Выбрать главу

Внимательно выслушав характеристику Морозова, постукивая пальцами по столу, он спросил:

— Так, значит, попробуете? И даже имеете надежду на успех? Чудесно»[3].

Так Красин начал подбираться к Савве Морозову.

Как замечает Горький Красин – эту часть беседы «кончил быстро, и всё вышло у него так округлённо, законченно, что уж нечего было добавить, не, о чем спросить». Так и решают главные, меркантильные вопросы деловые люди.

Затем Красин развлек Горького рассказами о борьбе Ленина с экономистами и ревизионистами и высказал догадку о расколе партии. Возможно – это тоже была одна их идей охранки «помогать» революционерам размежевываться, раскалываться, ругаться между собой, а не объединяться и сглаживать мало значащие в процессе подготовки революции идеологические углы. Красин, поддерживая со ВСЕМИ революционными партиями связи, тем не менее, играл свою роль и как раскольник, поддерживая упорного раскольника Ленина в его начинаниях. Впрочем, иногда он и Ленина не поддерживал, так видимо было нужно для дела.

Красин удивлял Горького начитанностью, осведомленностью в литературе, что на фоне малограмотных адептов революции, с которыми приходилось иметь дело Горькому, выглядел замечательно. Красин умел производить впечатление на людей. Они с Горьким спорили о театре. Красин, восхищался Комиссаржевской и Московским Художественным театром.
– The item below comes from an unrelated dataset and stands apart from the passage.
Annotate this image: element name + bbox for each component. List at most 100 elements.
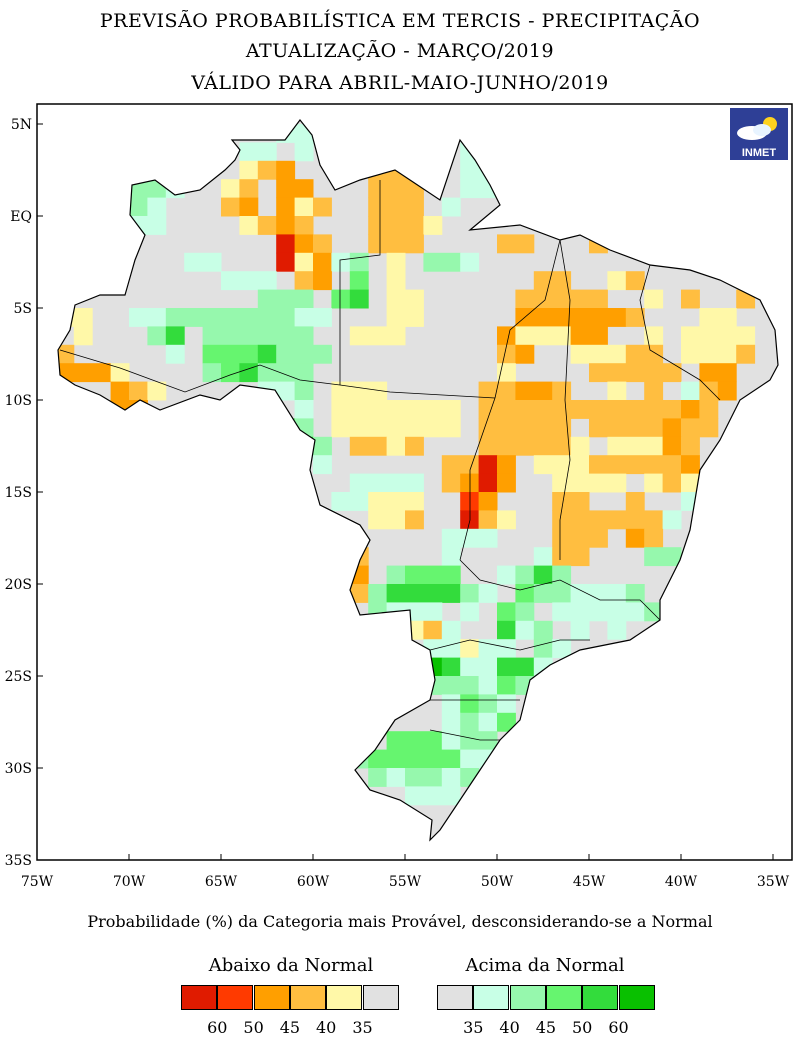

Красин рассказал Горькому о посещении, еще, будучи солдатом, Льва Толстого. Ему запомнилось сердитое лицо и колючий взгляд автора «Войны и мира».

Настроение это возникло у него медленно и постепенно, но и за семь лет пред этим он не скрывал своего "радикализма".

Вот интересно, Горький знал или догадывался о роли Красина в смерти Саввы Морозова? Его Горького верная спутница актриса Андреева, видимо не могла не знать и вряд ли, не посвятила в это дело Горького. Свой очерк о Красине Горький писал уже после всего случившегося и, кажется, не случайно он довольно много места отводит в этом Красинском очерке личности Саввы Морозова.

Горький познакомился с Морозовым в 1901 году. За два года , к 1903 году, когда к Горькому пришел Красин в поисках подходов к Морозову, между пролетарским писателем и радикально настроенным фабрикантом миллионером «образовались отношения дружбы, мы даже говорили на ты, к чему я вообще не склонен,- писал Горький.- Морозов был исключительный человек по широте образования, по уму, социальной прозорливости и резко революционному настроению».[4]    

«Через три часа Леонид Борисович, - пишет Горький,- ушел к поезду в Петербург, сказав мне на прощанье: - Вы тут - точно муха на лысине, сыщикам очень удобно следить за теми, кто у вас бывает. Предупреждаю: за мной хвостов нет. Я - человек без тени, как Петер Шлемиль».[5]

Любил Красин позу и интригу, но тут, кажется, переиграл в стремлении произвести впечатление на Горького и заодно поддержать репутацию «неуловимого». Вряд ли стоило предупреждать Максима Горького, чтобы он его невзначай не выдал сыщикам. Вышло не очень, так, что весь разговор Горький воспроизвел, многие годы спустя.

Однако, нам это свидетельство Горького об отождествлении самого себя – Леонида Красина с Петером Шлемилем, дорогого стоит.

Образ «человека без тени» Петера Шлемиля, не является светлым. Красин, как человек высокообразованный читал историю Питера Шлемиля и она его потрясла. Он прямо об этом говорил своим малообразованным революционным соратникам. И ни одному из них не пришло в голову, что-то тут не так, чаще думали, что просто «дуркует» барин.

А ведь Красин всем давал ключик от загадки своей «неуловимости», только никто не брал эти ключики до сего дня.  

Настоящий человек без тени

По какой причине Красин, едва ли не отождествлял свою судьбы с судьбой Питера Шлемиля? Если сравнить – художественное произведение и реальную жизнь Красина, то вполне очевидно, что Красин, как и Шлемиль, оказался человеком без тени, так легла карта жизни.

Петер Шлемиль — герой повести А.Шамиссо «Удивительная история Петера Шлемиля». Имя Шлемиль (с евр.), буквально «любящий бога»; к началу XIX столетия слово приобрело  жаргонную окраску и стало означать нечто вроде русского «бедолага».